GameDaily listed CJ among their list of the best black characters in video games, refusing the idea that he reinforces negative stereotypes since he is "more ghetto-born James Bond than straight-up gangsta". Similarly, Larry Hester of Complex Gaming named CJ the "gangbanger with a good heart." In 2012, GamesRadar wrote "few [Grand Theft Auto] heroes have been as charismatic as him, and few likely will in the future". In 2008, The Age called CJ "the most humble" of Grand Theft Auto anti-heroes and "one of the first strong African-American lead characters in any major videogame". Game Informers Matt Helgeson felt "he could have easily been another gangster stereotype, but by the end of San Andreas we see CJ as a flawed, but ultimately good man who did the best he could in the worst of circumstances." In 2011, readers of Guinness World Records Gamer's Edition voted Carl "CJ" Johnson as the 22nd top video game character of all time.

CJ won Hero of 2005 at the Golden Joystick Awards. At G-Phoria, CJ nominated for Favorite Character and Young Maylay for Best Voice Performance – Male.

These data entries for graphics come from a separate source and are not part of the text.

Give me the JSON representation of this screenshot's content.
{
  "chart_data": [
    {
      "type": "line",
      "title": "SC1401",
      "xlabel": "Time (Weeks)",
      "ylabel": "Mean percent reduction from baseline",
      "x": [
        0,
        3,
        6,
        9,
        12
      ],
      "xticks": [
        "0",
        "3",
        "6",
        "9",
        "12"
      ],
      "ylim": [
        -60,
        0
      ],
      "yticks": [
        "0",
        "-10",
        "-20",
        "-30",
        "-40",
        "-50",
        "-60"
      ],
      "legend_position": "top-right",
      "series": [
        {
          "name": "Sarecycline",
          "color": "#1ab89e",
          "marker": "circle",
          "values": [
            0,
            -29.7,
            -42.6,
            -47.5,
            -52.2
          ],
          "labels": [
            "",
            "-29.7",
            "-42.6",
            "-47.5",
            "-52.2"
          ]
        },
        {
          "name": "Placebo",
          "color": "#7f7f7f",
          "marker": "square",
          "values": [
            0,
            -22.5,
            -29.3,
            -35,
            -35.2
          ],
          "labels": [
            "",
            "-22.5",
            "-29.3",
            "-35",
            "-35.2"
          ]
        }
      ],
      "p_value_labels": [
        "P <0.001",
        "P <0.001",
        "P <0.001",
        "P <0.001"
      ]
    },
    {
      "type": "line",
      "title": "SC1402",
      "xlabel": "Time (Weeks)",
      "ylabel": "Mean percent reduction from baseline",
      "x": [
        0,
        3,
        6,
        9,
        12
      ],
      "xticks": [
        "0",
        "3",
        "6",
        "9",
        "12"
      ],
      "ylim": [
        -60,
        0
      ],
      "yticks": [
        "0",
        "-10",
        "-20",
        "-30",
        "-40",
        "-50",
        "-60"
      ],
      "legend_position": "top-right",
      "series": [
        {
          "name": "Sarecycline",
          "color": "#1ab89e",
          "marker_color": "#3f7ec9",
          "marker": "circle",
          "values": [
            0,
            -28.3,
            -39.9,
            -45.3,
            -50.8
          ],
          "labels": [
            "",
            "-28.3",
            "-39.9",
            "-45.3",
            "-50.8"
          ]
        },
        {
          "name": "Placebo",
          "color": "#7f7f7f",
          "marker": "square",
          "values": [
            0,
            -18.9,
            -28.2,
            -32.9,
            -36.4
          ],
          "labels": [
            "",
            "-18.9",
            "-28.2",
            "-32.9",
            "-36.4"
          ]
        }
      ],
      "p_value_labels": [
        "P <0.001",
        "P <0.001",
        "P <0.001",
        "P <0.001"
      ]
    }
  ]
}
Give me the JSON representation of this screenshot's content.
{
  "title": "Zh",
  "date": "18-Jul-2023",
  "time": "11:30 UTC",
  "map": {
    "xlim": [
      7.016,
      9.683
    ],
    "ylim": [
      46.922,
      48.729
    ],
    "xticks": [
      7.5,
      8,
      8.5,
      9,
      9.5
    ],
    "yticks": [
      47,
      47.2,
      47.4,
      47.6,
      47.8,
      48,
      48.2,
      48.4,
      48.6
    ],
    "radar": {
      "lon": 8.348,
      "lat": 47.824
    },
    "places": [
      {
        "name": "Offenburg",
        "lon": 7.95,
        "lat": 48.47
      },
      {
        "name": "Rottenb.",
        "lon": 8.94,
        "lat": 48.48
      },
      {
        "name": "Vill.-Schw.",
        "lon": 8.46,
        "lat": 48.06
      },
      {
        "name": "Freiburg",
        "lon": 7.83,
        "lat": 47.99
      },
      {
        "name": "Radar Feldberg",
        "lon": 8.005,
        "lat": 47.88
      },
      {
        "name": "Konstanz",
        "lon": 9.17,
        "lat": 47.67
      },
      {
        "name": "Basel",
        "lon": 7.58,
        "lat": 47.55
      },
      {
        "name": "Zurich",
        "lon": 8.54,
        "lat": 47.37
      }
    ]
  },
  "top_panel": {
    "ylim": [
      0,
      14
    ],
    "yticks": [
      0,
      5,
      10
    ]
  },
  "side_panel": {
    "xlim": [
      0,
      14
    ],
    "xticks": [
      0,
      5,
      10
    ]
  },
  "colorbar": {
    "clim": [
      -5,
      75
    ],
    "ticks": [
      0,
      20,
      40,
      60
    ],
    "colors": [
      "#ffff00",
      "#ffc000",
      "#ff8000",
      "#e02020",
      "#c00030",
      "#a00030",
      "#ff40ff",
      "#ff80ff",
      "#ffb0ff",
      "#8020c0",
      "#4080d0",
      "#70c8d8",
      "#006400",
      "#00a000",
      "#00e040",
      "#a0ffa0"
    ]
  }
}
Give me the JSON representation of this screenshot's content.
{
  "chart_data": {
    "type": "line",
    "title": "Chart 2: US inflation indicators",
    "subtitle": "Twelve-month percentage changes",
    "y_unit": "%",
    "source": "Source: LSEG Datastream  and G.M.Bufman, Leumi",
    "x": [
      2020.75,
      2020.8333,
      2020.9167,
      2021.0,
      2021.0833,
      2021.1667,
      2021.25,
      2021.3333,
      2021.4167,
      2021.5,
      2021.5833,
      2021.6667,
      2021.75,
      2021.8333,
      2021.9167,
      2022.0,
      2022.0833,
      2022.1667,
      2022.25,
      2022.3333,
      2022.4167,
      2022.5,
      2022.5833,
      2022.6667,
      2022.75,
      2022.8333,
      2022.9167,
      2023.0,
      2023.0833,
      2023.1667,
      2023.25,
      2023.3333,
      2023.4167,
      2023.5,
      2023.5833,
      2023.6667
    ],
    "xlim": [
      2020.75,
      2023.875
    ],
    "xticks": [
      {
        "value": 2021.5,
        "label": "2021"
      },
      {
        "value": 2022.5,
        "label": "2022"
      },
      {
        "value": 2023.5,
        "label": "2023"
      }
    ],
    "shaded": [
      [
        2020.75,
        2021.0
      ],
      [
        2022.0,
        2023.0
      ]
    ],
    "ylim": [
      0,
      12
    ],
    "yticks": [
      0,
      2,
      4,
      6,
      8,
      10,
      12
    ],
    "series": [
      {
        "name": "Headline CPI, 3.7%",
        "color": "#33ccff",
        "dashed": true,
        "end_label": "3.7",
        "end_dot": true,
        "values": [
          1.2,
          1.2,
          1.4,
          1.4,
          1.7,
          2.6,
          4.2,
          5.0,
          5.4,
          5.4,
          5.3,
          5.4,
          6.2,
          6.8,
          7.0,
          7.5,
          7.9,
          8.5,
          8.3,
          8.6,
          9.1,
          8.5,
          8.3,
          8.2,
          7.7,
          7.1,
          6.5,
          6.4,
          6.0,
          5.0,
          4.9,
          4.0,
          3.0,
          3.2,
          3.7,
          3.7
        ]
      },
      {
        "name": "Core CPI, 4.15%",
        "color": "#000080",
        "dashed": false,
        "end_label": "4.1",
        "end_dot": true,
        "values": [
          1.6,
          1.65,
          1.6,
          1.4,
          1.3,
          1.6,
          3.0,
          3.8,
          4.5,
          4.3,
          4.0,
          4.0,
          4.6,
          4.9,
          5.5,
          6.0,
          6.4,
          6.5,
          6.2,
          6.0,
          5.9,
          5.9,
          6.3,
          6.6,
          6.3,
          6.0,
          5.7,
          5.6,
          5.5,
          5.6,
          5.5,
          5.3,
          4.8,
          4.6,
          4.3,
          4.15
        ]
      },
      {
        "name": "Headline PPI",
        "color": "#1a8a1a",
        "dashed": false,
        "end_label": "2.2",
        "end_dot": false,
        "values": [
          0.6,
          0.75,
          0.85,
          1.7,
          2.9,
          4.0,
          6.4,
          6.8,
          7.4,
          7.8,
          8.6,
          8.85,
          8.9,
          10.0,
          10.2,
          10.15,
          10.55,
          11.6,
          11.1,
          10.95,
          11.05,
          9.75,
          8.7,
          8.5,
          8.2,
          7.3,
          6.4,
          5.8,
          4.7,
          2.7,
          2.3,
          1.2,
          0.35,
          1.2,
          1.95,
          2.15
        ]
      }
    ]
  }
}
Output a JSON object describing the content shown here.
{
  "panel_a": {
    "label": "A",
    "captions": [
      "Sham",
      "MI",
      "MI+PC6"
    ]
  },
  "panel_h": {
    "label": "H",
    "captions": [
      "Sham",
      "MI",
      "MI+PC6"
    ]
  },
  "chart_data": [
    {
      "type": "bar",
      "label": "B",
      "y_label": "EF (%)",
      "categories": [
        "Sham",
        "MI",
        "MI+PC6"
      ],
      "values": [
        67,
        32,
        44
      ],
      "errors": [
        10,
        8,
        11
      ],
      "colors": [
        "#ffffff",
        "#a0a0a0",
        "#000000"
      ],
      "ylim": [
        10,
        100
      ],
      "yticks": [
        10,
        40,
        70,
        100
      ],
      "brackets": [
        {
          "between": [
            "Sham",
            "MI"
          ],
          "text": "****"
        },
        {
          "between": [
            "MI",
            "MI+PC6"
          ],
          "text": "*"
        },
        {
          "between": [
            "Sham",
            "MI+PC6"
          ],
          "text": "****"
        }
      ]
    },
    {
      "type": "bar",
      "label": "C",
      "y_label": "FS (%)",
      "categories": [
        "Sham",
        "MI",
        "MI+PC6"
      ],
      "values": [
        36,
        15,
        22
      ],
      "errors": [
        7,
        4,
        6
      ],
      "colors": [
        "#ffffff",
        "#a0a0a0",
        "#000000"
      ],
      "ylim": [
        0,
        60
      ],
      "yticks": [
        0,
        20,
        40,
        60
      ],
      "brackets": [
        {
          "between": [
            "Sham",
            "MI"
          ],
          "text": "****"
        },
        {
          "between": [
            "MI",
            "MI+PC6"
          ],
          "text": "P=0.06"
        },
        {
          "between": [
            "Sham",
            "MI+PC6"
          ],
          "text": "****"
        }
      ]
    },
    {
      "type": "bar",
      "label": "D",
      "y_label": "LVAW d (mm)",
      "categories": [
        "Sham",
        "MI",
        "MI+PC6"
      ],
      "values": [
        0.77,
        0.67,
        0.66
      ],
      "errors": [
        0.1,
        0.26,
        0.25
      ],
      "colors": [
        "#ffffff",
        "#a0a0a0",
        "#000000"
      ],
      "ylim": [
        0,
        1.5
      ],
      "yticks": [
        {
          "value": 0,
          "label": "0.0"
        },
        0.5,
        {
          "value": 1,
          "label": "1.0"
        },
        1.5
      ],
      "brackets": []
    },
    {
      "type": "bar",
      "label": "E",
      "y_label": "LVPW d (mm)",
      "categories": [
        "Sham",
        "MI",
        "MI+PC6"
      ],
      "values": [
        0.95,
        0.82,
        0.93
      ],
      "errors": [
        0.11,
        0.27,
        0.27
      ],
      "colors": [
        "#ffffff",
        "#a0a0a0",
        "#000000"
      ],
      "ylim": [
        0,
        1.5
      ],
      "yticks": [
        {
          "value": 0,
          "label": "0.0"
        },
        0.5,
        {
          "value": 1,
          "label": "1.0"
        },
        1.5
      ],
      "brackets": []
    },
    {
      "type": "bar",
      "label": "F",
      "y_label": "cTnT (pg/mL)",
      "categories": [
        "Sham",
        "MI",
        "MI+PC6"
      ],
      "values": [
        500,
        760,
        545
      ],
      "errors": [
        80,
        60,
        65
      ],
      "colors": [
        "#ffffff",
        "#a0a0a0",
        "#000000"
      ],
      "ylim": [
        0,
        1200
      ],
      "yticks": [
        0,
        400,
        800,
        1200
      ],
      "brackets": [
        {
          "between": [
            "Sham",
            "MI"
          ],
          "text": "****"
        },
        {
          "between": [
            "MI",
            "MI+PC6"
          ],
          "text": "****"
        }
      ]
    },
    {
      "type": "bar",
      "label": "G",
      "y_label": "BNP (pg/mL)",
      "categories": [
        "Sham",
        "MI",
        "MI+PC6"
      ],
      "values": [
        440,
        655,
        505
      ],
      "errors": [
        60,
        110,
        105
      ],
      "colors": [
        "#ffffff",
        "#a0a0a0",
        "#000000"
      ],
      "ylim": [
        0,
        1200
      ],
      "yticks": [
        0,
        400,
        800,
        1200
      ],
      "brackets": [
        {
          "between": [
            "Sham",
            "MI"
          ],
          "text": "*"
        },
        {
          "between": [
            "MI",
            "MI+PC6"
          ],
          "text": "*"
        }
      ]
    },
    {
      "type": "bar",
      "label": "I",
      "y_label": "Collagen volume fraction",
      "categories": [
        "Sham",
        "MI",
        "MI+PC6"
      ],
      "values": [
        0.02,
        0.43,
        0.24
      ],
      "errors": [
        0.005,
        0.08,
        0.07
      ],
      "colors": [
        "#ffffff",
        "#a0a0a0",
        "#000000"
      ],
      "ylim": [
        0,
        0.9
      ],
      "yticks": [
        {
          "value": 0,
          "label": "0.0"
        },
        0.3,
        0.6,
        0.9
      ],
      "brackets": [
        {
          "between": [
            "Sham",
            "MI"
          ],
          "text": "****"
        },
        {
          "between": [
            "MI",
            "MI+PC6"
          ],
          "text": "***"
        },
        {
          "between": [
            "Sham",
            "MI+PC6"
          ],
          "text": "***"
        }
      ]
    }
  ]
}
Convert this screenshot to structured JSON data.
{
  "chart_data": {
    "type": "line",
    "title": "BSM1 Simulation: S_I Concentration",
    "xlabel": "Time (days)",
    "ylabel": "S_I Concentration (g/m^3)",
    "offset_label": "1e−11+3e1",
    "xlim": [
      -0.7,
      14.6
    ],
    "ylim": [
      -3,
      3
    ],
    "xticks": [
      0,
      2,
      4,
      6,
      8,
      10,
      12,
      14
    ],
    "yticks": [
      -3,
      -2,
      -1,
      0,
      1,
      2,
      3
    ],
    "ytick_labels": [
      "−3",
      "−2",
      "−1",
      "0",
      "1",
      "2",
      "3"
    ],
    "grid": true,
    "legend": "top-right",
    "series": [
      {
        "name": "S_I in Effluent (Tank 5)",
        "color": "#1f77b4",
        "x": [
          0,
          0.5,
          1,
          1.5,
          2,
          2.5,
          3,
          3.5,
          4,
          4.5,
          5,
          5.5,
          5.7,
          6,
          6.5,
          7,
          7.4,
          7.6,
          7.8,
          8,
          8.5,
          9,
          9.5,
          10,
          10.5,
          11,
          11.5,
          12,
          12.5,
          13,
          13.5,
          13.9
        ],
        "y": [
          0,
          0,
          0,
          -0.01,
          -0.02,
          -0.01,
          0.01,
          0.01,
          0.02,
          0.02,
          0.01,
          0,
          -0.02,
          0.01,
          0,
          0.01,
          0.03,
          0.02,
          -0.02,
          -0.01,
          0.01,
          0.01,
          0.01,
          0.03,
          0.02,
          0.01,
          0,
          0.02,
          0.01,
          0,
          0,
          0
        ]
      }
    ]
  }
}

Due to CJ's popularity and relative simplicity of his character model, unofficial conversions of the CJ model to various video games has become a humorous "tradition" and an informal test item in the modding community especially whenever a game receives support for modifications, in similar vein to Doom (1993) being ported to every computing platform. Aleksandr Silantev, an architectural artist at GSC Game World who worked on S.T.A.L.K.E.R. 2: Heart of Chornobyl (2024), reportedly released a CJ mod for the game–among other mods based on popular internet memes–as a proof-of-concept for an official modding toolkit for S.T.A.L.K.E.R. 2.